ホープはひとつ溜息をつき覚悟を決めると服を脱ぎ、そばにあった乾いた岩にそれを置いた。すっかり剥がれたスノウの上半身に比べれば自分の身体はかなり貧弱だが、そんなことを言ってもいれないだろう。自分たちには風邪をひいて床についているような時間は残されていないのだ。

見ればヴァニラとファングは洞窟の奥の方へ向かったようだった。スノウとサッズに、見るなよーなどと笑っているところを見ると彼女たちも奥で濡れそぼった服を脱いで休むらしい。
そこまで考えてホープの思考が停止した。

あれ、ライトさんは・・・?

奥の方に既に入りかけていたファングを必死に引きとめ、ホープは勢いよく尋ねる。

「あ、あのっ、ライトさんは!?」
「あ?ライト?んー・・・そういやいねぇな。」

どこまであいつ居たっけ?と言ってファングも辺りを見渡すが、ホープが見つけられなかったものが彼女に見つけられるわけがなく、相も変わらずそこに居るのはライトニングを除いたメンバーだけである。
どっかではぐれたか?と呟くように言って眉を顰めたその一言にホープは素早く駆け出した。先ほど脱いだ上着だけを羽織って未だ大粒の雨が降り続いている洞の外を見上げる。これほどの雨だ。視界も利かない。走っている途中ではぐれたのかもしれない。いくらライトニングが強いと言ってもグランパルスの魔物は規格外だ。一人では危険すぎる。

「探してきます!」

駆け出したホープの背を、気をつけろよーという暢気なスノウの声が後押しした。


雨の中ライトニングの名を呼び続けてやっと彼女を見つけ出したときには仲間たちの待つ洞から大分離れてしまっていた。ライトニングは一人雨をしのげる小さな岩陰にすわりその膝に顔をうずめていた。

「ライトさん!」

必死に名を呼ぶとようやく探し人が顔を上げる。自分を認めたその表情には何故、という困惑の色が濃かった。駆け寄って自分も岩陰に入り込み、大丈夫ですか、と覗き込むと、ライトニングは戸惑いながらも頷いた。

「よかった、怪我はありませんか?」
「ホープ、どうしてここに・・・」
「怪我はありませんか?」

ライトニングの質問を遮り強く尋ねると彼女はまたおずおずといった感じで頷く。やっとそこでホープは安堵し疲れた足を休めるべく腰を下ろした。

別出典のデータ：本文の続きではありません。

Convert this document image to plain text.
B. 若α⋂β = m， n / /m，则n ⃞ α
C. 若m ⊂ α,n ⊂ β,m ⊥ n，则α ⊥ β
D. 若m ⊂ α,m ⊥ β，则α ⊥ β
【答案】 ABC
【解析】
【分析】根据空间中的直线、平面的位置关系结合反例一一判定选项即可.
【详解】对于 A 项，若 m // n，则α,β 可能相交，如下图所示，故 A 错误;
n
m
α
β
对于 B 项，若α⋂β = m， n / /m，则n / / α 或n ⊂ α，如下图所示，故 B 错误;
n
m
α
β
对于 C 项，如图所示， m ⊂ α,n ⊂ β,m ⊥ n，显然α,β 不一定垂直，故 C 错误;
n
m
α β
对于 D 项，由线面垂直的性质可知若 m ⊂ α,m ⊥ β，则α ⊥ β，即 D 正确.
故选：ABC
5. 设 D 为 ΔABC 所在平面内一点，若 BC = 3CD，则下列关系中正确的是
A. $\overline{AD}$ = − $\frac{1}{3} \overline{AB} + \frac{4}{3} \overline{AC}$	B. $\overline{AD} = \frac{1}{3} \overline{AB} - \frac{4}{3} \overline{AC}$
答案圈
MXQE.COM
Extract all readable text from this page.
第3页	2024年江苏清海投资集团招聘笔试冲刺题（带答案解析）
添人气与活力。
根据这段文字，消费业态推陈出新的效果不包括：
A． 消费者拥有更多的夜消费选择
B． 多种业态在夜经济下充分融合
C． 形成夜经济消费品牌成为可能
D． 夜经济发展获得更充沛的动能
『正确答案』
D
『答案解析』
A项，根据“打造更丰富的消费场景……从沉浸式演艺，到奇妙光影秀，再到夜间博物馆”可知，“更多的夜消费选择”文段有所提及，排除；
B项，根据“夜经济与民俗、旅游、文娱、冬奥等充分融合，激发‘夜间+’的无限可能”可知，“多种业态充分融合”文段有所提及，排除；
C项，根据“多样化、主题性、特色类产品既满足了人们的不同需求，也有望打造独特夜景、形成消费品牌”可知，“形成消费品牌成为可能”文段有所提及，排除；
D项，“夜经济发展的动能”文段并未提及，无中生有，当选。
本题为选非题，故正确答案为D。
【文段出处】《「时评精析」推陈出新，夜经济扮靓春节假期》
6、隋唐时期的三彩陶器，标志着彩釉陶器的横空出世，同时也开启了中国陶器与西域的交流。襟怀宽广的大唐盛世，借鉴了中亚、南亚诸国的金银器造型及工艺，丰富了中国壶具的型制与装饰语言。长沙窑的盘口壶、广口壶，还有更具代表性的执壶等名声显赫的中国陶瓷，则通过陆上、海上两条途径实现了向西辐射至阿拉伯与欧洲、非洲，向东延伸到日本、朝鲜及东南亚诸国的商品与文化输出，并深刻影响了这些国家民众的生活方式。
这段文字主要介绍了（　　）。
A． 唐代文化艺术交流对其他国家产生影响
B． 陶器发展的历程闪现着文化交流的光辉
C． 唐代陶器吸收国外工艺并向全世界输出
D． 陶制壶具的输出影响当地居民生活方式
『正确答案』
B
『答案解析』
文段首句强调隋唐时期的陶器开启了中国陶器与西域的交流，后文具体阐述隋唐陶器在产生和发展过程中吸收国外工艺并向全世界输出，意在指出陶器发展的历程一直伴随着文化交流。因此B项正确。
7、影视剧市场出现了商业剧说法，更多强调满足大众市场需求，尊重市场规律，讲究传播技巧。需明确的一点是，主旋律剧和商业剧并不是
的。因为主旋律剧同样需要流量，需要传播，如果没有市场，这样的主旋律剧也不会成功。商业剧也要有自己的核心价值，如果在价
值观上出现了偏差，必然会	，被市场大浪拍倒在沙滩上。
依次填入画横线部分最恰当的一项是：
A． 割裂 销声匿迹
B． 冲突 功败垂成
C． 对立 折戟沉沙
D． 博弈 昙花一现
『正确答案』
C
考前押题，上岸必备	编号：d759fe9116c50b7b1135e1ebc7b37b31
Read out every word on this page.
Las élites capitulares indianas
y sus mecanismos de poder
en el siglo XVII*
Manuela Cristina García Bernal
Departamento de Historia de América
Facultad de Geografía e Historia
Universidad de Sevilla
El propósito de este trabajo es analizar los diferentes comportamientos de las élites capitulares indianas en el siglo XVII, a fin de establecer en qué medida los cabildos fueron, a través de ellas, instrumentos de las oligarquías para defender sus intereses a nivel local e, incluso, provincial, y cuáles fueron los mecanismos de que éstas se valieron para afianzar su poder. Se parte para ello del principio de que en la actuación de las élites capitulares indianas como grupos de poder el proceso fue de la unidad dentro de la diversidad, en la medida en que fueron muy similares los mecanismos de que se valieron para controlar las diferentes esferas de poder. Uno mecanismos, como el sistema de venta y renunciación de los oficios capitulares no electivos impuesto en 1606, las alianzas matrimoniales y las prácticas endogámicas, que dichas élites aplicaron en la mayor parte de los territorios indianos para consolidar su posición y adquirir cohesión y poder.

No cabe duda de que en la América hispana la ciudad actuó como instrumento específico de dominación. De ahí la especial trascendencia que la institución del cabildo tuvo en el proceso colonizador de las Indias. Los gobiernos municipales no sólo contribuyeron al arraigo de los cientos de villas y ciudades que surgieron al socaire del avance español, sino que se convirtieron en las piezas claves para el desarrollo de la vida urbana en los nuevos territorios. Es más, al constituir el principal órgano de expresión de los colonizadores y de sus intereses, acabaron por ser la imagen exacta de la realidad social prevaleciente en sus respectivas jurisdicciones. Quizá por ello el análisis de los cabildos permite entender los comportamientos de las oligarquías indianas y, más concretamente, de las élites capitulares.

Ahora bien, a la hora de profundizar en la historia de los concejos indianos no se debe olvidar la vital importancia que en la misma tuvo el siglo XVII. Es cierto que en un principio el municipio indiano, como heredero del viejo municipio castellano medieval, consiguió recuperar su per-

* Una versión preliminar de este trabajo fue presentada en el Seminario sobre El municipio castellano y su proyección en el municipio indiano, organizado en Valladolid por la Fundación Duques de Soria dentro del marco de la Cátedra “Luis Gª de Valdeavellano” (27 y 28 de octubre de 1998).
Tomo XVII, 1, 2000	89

「やっぱり、途中ではぐれてたんですね・・・無事でよかったです。」
「ああ・・・、皆は?」
「無事です。ここからすこし離れたところに洞窟があったので、そこで休んでます。」

そうか、と言ってから寒そうに身を震わせたライトニングを見てホープはどうしよう、と考えた。先ほどのヴァニラの台詞が頭をよぎる。このままでは体が冷えてしまう、けれど・・・、
彼は一瞬迷いかけて首を横に振った。今はそんなことを考えている場合ではないのだ。

「ライトさん、服、脱がないと冷えます。」

ホープは自分の上着を脱いで傍に置くと、できるだけライトニングの方を見ないようにして魔法で火をおこす。が、頭の中は真っ白でライトニングに対する好意とぬぐうことのできない欲望と自分を律する正義感がぐるぐるとうずまき、上手く息を吸うことさえできない。隣で響く衣擦れの音に彼は必死で心頭滅却、心頭滅却と胸のうちで繰り返す。
それでも辛うじて自分のライトニングを守りたいという願いだけは残ってくれていたようで冷たい風から彼女を守るようにホープは体の向きを変えた。

「わざわざ来てくれたのか。」
「・・・え、あ、まあ・・・はい・・・、いくらライトさんでも、パルスの魔物は危険だと思ったんです。」

でも、僕じゃあんまり変わりませんね。そう笑って、ごまかすように付け足そうとしたら、途中でライトニングに遮られた。わざわざ背を向けるようにしていたにも関わらず、彼女はホープを覗き込み火を強めていたホープの手に軽く自身の手を重ねる。

「そんなことない。お前が来てくれて、安心してる。」
「う、ぇ・・・そ、そうですか・・・・?」

緊張と動機と頭が真っ白なのとで自分でも何と言ったかわからないほどの素っ頓狂な声が出る。どうしよう、どうしたら、こんなときどうしたらいいのかライトさんは教えてくれていない。ホープは真っ白な頭を必死に回転させる。

「ああ、よかった。」
「ぼ、ぼくも・・・ライトさんが、無事で・・・よかったです・・・、今日は、ここで・・・一晩明かしましょう・・!明日の朝になればきっと、雨も止むと思います!」
「そうだな。」

手に触れられたことも、普段の自分ならば飛び上がるくらい嬉しいことを言われたにも関わらず反応できずにいるのに、ライトニングはさらに追い討ちをかけるようにホープの背に彼女自身の背中を合わせてくる。

ぷちん

どこかで何かが切れる音が響いた。


思わずライトニングの身体を後ろから抱きしめていた。自分よりも大きいけれど、自分よりも細い気がしてホープは思わずぎゅうと力をこめる。一体何が起こっているのか自分でのわからないまま、それでも一時でも多くライトニングの温かさに触れていたくて、彼はライトニングのふわりと乾き始めた髪に顔をうずめた。

「ホープ?」
「え、あ、え、えっと・・こ、こっちのほうが、あったかくありませんかっ・・!?」

何してる、と拒まれるかとも思ったが、抵抗も拒みもせずおとなしくライトニングは自分の腕の中に納まって、小さく頷いた。

「・・・そうだな。温かい。」

くすりと笑ったライトニングの横顔を見たのを最後に、彼は考えることを諦めた。